Background In cardiomyocytes, phosphodiesterases (PDEs) type 3 and 4 are the predominant enzymes that degrade cAMP generated by β-adrenergic receptors (β-ARs), impacting notably the regulation of the L-type Ca²⁺ current (I_Ca,L). Cardiac hypertrophy (CH) is accompanied by a reduction in PDE3 and PDE4, however, whether this affects the dynamic regulation of cytosolic cAMP and I_Ca,L is not known.

Methods and Results CH was induced in rats by thoracic aortic banding over a time period of five weeks and was confirmed by anatomical measurements. Left ventricular myocytes (LVMs) were isolated from CH and sham-operated (SHAM) rats and transduced with an adenovirus encoding a Förster resonance energy transfer (FRET)-based cAMP biosensor or subjected to the whole-cell configuration of the patch-clamp technique to measure I_Ca,L. Aortic stenosis resulted in a 46% increase in heart weight to body weight ratio in CH compared to SHAM. In SHAM and CH LVMs, a short isoprenaline stimulation (Iso, 100 nM, 15 s) elicited a similar transient increase in cAMP with a half decay time (t_1/2off) of ~50 s. In both groups, PDE4 inhibition with Ro-201,724 (10 μM) markedly potentiated the amplitude and slowed the decline of the cAMP transient, this latter effect being more pronounced in SHAM (t_1/2off ~ 250 s) than in CH (t_1/2off ~ 150 s, P < 0.01). In contrast, PDE3 inhibition with cilostamide (1 μM) had no effect on the amplitude of the cAMP transient and a minimal effect on its recovery in SHAM, whereas it potentiated the amplitude and slowed the decay in CH (t_1/2off ~ 80 s).
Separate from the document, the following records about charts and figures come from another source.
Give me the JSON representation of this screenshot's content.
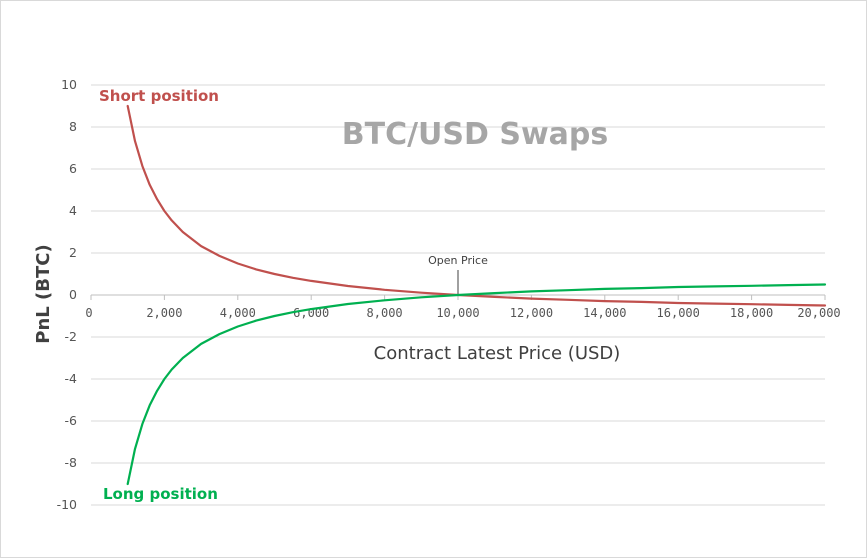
{
  "chart_data": {
    "type": "line",
    "title": "BTC/USD Swaps",
    "xlabel": "Contract Latest Price (USD)",
    "ylabel": "PnL (BTC)",
    "xlim": [
      0,
      20000
    ],
    "ylim": [
      -10,
      10
    ],
    "xticks": [
      0,
      2000,
      4000,
      6000,
      8000,
      10000,
      12000,
      14000,
      16000,
      18000,
      20000
    ],
    "xtick_labels": [
      "0",
      "2,000",
      "4,000",
      "6,000",
      "8,000",
      "10,000",
      "12,000",
      "14,000",
      "16,000",
      "18,000",
      "20,000"
    ],
    "yticks": [
      -10,
      -8,
      -6,
      -4,
      -2,
      0,
      2,
      4,
      6,
      8,
      10
    ],
    "ytick_labels": [
      "-10",
      "-8",
      "-6",
      "-4",
      "-2",
      "0",
      "2",
      "4",
      "6",
      "8",
      "10"
    ],
    "grid": true,
    "annotation": {
      "label": "Open Price",
      "x": 10000
    },
    "series": [
      {
        "name": "Short position",
        "color": "#c0504d",
        "x": [
          1000,
          1200,
          1400,
          1600,
          1800,
          2000,
          2200,
          2500,
          3000,
          3500,
          4000,
          4500,
          5000,
          5500,
          6000,
          7000,
          8000,
          9000,
          10000,
          11000,
          12000,
          13000,
          14000,
          15000,
          16000,
          17000,
          18000,
          19000,
          20000
        ],
        "y": [
          9.0,
          7.33,
          6.14,
          5.25,
          4.56,
          4.0,
          3.55,
          3.0,
          2.33,
          1.86,
          1.5,
          1.22,
          1.0,
          0.82,
          0.67,
          0.43,
          0.25,
          0.11,
          0.0,
          -0.09,
          -0.17,
          -0.23,
          -0.29,
          -0.33,
          -0.38,
          -0.41,
          -0.44,
          -0.47,
          -0.5
        ]
      },
      {
        "name": "Long position",
        "color": "#00b050",
        "x": [
          1000,
          1200,
          1400,
          1600,
          1800,
          2000,
          2200,
          2500,
          3000,
          3500,
          4000,
          4500,
          5000,
          5500,
          6000,
          7000,
          8000,
          9000,
          10000,
          11000,
          12000,
          13000,
          14000,
          15000,
          16000,
          17000,
          18000,
          19000,
          20000
        ],
        "y": [
          -9.0,
          -7.33,
          -6.14,
          -5.25,
          -4.56,
          -4.0,
          -3.55,
          -3.0,
          -2.33,
          -1.86,
          -1.5,
          -1.22,
          -1.0,
          -0.82,
          -0.67,
          -0.43,
          -0.25,
          -0.11,
          0.0,
          0.09,
          0.17,
          0.23,
          0.29,
          0.33,
          0.38,
          0.41,
          0.44,
          0.47,
          0.5
        ]
      }
    ]
  }
}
Iso pulse stimulation also elicited a similar transient increase in I_Ca,L in SHAM and CH, although the duration of the rising phase was delayed in CH. Inhibition of PDE3 or PDE4 potentiated I_Ca,L amplitude in SHAM but not in CH. Besides, while only PDE4 inhibition slowed down the decline of I_Ca,L in SHAM, both PDE3 and PDE4 contributed in CH.

Conclusion These results identify selective alterations in cytosolic cAMP and I_Ca,L regulation by PDE3 and PDE4 in CH, and show that the balance between PDE3 and PDE4 for the regulation of β-AR responses is shifted toward PDE3 during CH.
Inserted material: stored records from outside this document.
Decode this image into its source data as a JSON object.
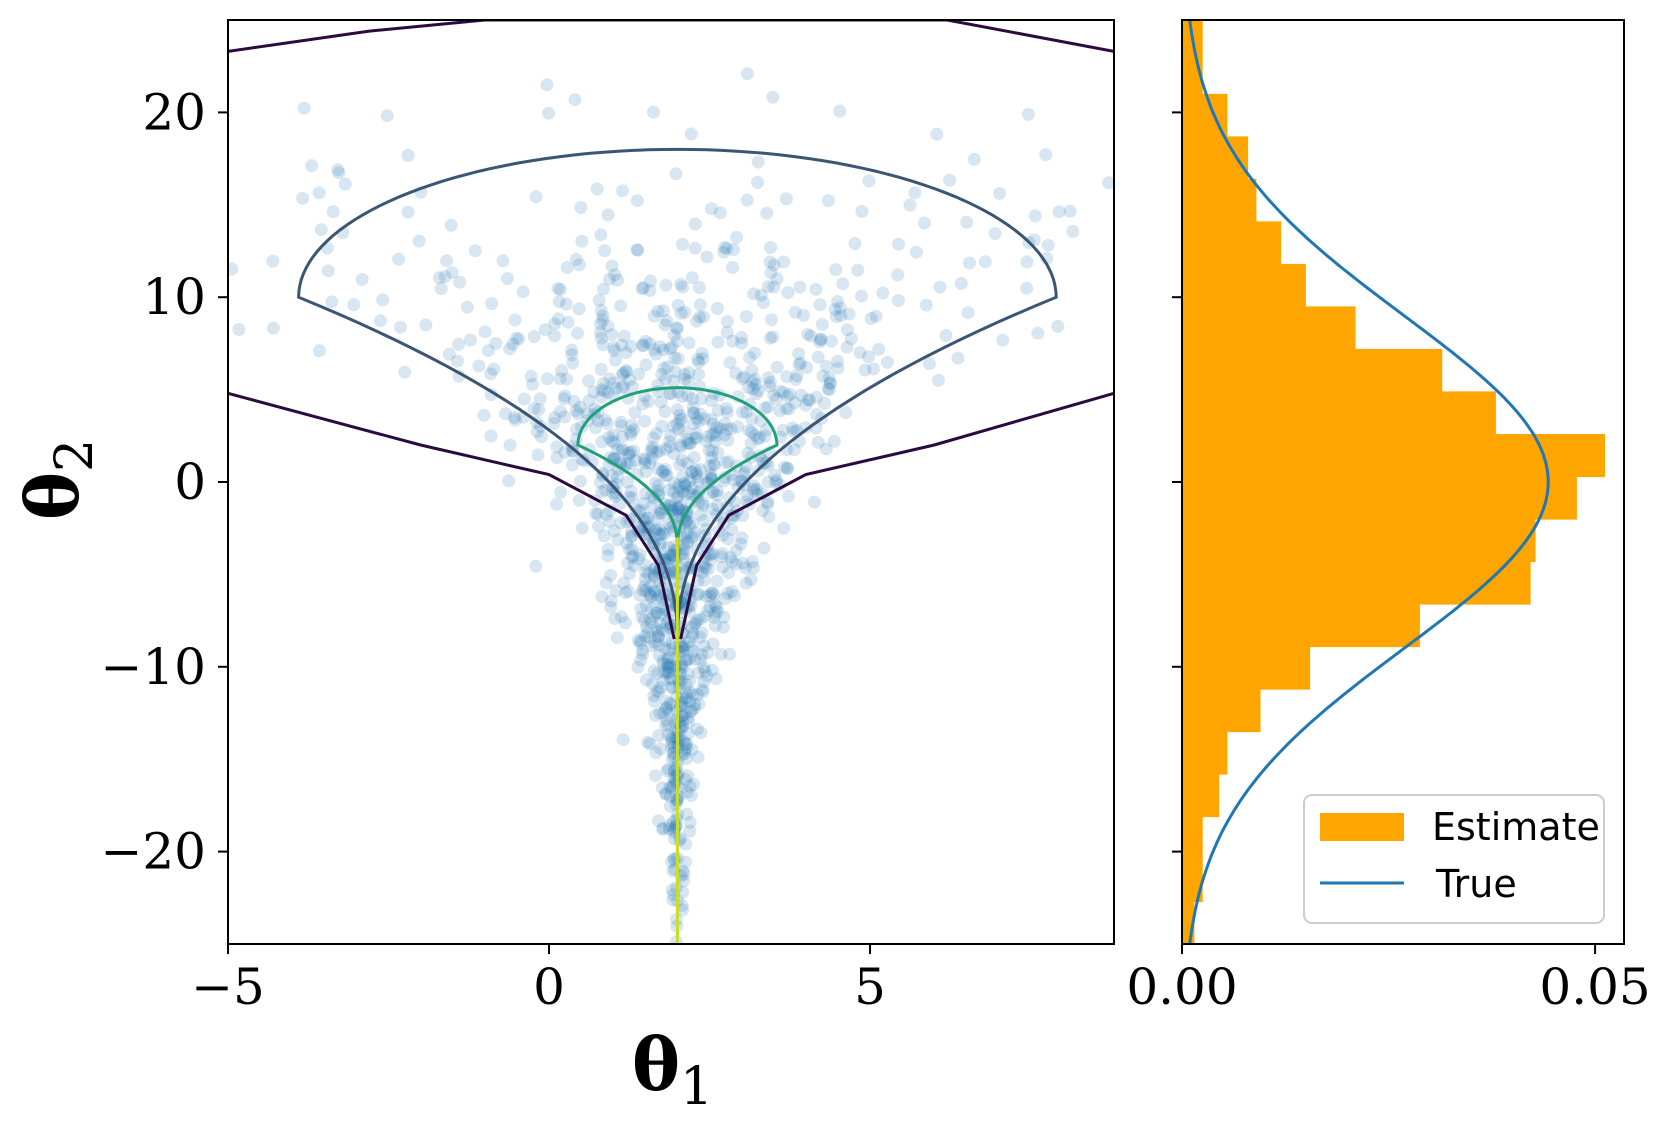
{
  "colors": {
    "scatter": "#1f77b4",
    "histogram": "#ffa500",
    "true_curve": "#1f77b4",
    "contour_outer": "#2d0a3e",
    "contour_mid": "#3b5575",
    "contour_inner": "#22a07a",
    "contour_core": "#c8e020"
  },
  "chart_data": [
    {
      "type": "scatter",
      "title": "",
      "xlabel": "θ",
      "xlabel_sub": "1",
      "ylabel": "θ",
      "ylabel_sub": "2",
      "xlim": [
        -5,
        8.8
      ],
      "ylim": [
        -25,
        25
      ],
      "xticks": [
        -5,
        0,
        5
      ],
      "xtick_labels": [
        "−5",
        "0",
        "5"
      ],
      "yticks": [
        20,
        10,
        0,
        -10,
        -20
      ],
      "ytick_labels": [
        "20",
        "10",
        "0",
        "−10",
        "−20"
      ],
      "grid": false,
      "scatter_alpha": 0.18,
      "scatter_description": "samples from a funnel-shaped density: wide spread for theta2 > 0, collapsing to theta1 ≈ 2 as theta2 decreases",
      "contours": [
        {
          "level": "outer",
          "points": [
            [
              -5,
              23.3
            ],
            [
              -2.8,
              24.4
            ],
            [
              -1.0,
              25
            ],
            [
              6.2,
              25
            ],
            [
              8.8,
              23.3
            ]
          ],
          "lower_left": [
            [
              -5,
              4.8
            ],
            [
              -2.0,
              2.0
            ],
            [
              0.0,
              0.4
            ],
            [
              1.2,
              -1.8
            ],
            [
              1.7,
              -4.5
            ],
            [
              1.95,
              -8.5
            ]
          ],
          "lower_right": [
            [
              8.8,
              4.8
            ],
            [
              6.0,
              2.0
            ],
            [
              4.0,
              0.4
            ],
            [
              2.8,
              -1.8
            ],
            [
              2.3,
              -4.5
            ],
            [
              2.05,
              -8.5
            ]
          ]
        },
        {
          "level": "mid",
          "center_x": 2,
          "top": 18,
          "half_width": 5.9,
          "width_y": 10,
          "bottom_y": -8.5
        },
        {
          "level": "inner",
          "center_x": 2,
          "top": 5.1,
          "half_width": 1.55,
          "width_y": 2.0,
          "bottom_y": -3.5
        },
        {
          "level": "core",
          "x": 2,
          "y_from": -25,
          "y_to": -3
        }
      ]
    },
    {
      "type": "bar",
      "orientation": "horizontal",
      "title": "",
      "xlim": [
        0,
        0.0535
      ],
      "ylim": [
        -25,
        25
      ],
      "xticks": [
        0.0,
        0.05
      ],
      "xtick_labels": [
        "0.00",
        "0.05"
      ],
      "grid": false,
      "legend_position": "bottom-right",
      "series": [
        {
          "name": "Estimate",
          "kind": "histogram",
          "bin_edges": [
            -25,
            -22.7,
            -20.4,
            -18.1,
            -15.8,
            -13.5,
            -11.2,
            -8.9,
            -6.6,
            -4.3,
            -2.0,
            0.3,
            2.6,
            4.9,
            7.2,
            9.5,
            11.8,
            14.1,
            16.4,
            18.7,
            21.0,
            23.3,
            25
          ],
          "values": [
            0.0015,
            0.0025,
            0.0025,
            0.0045,
            0.0055,
            0.0095,
            0.0155,
            0.0288,
            0.0422,
            0.0428,
            0.0478,
            0.0512,
            0.038,
            0.0315,
            0.021,
            0.015,
            0.012,
            0.009,
            0.008,
            0.0055,
            0.0025,
            0.0025
          ]
        },
        {
          "name": "True",
          "kind": "line",
          "distribution": "normal",
          "mean": 0,
          "std": 9
        }
      ]
    }
  ]
}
背景在心肌细胞中，3 型和 4 型磷酸二酯酶 (PDE) 是降解 β-肾上腺素能受体 (β-AR) 产生的 cAMP 的主要酶，显着影响 L 型 Ca ²⁺电流 ( I _Ca,L )的调节. 心脏肥大 (CH) 伴随着 PDE3 和 PDE4 的减少，然而，这是否影响胞质 cAMP 和I _Ca,L的动态调节尚不清楚。
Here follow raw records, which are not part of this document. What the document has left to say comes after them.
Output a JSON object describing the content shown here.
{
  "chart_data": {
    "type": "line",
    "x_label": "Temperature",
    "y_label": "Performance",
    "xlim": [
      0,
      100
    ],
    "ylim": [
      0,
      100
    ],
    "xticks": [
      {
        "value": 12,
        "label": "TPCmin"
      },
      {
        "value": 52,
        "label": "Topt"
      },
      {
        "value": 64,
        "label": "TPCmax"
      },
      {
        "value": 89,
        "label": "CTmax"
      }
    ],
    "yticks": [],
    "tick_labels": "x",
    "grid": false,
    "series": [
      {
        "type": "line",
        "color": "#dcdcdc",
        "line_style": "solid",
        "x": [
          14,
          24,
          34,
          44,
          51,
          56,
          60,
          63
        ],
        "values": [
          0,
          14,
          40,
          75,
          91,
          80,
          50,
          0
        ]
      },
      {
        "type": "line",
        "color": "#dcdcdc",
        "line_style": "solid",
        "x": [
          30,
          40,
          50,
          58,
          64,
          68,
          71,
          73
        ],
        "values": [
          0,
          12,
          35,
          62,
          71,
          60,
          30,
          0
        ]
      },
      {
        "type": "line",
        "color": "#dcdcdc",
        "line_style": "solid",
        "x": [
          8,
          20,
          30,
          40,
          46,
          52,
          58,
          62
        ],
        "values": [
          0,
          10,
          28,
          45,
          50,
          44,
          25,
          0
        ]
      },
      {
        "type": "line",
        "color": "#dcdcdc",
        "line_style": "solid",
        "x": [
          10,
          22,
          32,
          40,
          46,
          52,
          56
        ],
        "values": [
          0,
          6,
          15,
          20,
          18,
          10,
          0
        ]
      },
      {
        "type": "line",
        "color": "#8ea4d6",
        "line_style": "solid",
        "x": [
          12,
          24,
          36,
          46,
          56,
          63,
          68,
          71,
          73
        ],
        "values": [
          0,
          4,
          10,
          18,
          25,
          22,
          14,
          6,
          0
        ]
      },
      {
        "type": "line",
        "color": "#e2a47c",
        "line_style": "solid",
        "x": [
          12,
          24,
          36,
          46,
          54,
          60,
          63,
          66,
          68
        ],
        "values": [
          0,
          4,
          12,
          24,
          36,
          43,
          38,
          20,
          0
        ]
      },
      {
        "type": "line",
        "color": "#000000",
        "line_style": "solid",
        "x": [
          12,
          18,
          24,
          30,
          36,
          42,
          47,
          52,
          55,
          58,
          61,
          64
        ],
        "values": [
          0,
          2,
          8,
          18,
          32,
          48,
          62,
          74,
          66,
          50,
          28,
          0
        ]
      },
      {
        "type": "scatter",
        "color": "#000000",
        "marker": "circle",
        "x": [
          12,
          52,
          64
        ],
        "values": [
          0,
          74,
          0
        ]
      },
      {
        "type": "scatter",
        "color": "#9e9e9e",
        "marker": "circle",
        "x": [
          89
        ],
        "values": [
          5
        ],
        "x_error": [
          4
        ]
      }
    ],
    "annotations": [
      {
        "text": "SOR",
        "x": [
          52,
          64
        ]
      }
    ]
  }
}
方法和结果在大鼠中通过胸主动脉束带在五周的时间内诱导 CH，并通过解剖测量证实。从 CH 和假手术 (SHAM) 大鼠中分离出左心室肌细胞 (LVM)，并用编码基于 Förster 共振能量转移 (FRET) 的 cAMP 生物传感器的腺病毒进行转导或进行膜片钳技术的全细胞配置测量I _Ca,L。与 SHAM 相比，主动脉瓣狭窄导致 CH 中心脏重量与体重之比增加 46%。在 SHAM 和 CH LVM 中，短暂的异丙肾上腺素刺激（Iso，100 nM，15 s）引起 cAMP 类似的瞬时增加，半衰期时间（t _1/2off) 约 50 秒。在两组中，PDE4 用 Ro-201,724 (10 μM) 抑制显着增强了振幅并减缓了 cAMP 瞬变的下降，后一种效应在 SHAM (t _1/2off  ~ 250 s) 中比 CH (t _{1 /2off}  ~ 150 秒，P  < 0.01）。相比之下，西洛他胺 (1 μM) 抑制 PDE3 对 cAMP 瞬变的幅度没有影响，对其在 SHAM 中的恢复影响很小，而它增强了幅度并减缓了 CH 的衰减 (t _1/2off  ~ 80 s ）。Iso 脉冲刺激也引起了类似的瞬态I _{Ca, L}在 SHAM 和 CH 中的增加，尽管上升阶段的持续时间在 CH 中被延迟。PDE3 或 PDE4 的抑制增强了I假手术中的_Ca,L振幅但 CH 中没有。此外，虽然只有 PDE4 抑制减缓了SHAM中I _Ca,L的下降，但 PDE3 和 PDE4 都对 CH 有贡献。

结论这些结果确定了 CH 中 PDE3 和 PDE4对细胞溶质 cAMP 和I _Ca,L调节的选择性改变，并表明 PDE3 和 PDE4 之间用于调节 β-AR 反应的平衡在 CH 期间向 PDE3 转移。